A system that strongly resembled the feudal system of medieval Europe would characterize India from this time until about the eleventh century. At the head of each independent kingdom was a strong military leader. Below him were his retinues of vassals, warriors who paid him financial tribute and served in his army in exchange for his protection. The king and his army would wage war on other kings in the region; when one king had subdued all his neighbors, he became known as a maharaja. The history of India at this time is chaotic because no one maharaja ever held onto his power for long. His kingdom would usually collapse promptly after his death, usually because his heirs were incapable of effective administration or managing crises or leading troops into battle. As one kingdom fell, another would rise to take its place.
The Ganges River valley was a rich agricultural region and was therefore considered a prize; several dynasties competed for supremacy in this area during the first millennium. The Rashtrakuta dynasty began a period of rule in 753 in this region. Krishna II, who succeeded to the throne late in the tenth century, was its most notable maharaja. Krishna and his warriors overpowered most other kingdoms in the region, but the Rashtrakutas fell from power almost immediately after his death.
The Huns had invaded India from the north around AD 510 and had remained there ever since. Their descendants, known as the Rajputs, converted to Hinduism in another instance of the typical Indian/Near Eastern assimilation of an invading people into the native culture. In 727, the Rajputs, whose military skills were greatly admired, were formally welcomed into the Hindu warrior caste. They became politically dominant in the region. The Chola dynasty began to rule in southern India in 740; the Cholas’ geographical location gave them control of international trade, and they were also notable for their impressive navy. The Pala dynasty of Bangladesh in the northeastern corner of India is notable for being India’s only Buddhist dynasty; it began in 750 and would last for three hundred fifty years. The Palas presided over what became a study center for Buddhism that attracted scholars from all over the known world. During this era, however, Buddhism would more or less die out throughout India. As Hinduism evolved, it began to incorporate many ideas and concepts from Buddhism. This can be seen as another instance of a great religion adapt- ing itself to the needs and expectations of the people.

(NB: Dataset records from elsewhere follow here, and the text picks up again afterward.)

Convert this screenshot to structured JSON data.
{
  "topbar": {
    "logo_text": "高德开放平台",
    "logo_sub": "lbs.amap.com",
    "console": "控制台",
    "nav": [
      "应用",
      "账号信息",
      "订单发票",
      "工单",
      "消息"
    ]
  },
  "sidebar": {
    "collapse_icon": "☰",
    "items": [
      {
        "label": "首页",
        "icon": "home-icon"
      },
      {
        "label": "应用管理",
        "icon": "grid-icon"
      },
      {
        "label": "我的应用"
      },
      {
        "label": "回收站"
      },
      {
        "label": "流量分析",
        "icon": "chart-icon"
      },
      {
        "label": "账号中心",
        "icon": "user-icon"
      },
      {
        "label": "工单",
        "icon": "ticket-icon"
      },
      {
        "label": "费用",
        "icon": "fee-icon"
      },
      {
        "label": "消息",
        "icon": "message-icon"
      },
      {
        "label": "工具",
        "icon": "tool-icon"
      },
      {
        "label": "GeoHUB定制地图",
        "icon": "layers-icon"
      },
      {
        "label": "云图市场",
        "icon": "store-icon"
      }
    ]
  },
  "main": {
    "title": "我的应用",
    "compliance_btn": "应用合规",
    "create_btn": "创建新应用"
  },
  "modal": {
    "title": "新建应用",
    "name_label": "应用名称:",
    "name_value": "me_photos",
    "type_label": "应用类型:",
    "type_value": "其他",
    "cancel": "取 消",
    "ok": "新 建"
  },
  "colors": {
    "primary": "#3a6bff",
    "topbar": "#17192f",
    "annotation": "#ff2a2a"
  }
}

India’s guilds and the wealthy merchant families who headed them drove the Indian economy in this post-Gupta era. The merchants occupied positions of great social and political power, similar to the European Medici or Rothschilds in later centuries. Members of the Indian merchant caste served as the maharajas’ bankers, and they often had their own armies. India was something of a hub of international trade, positioned as it was between China and the Near East.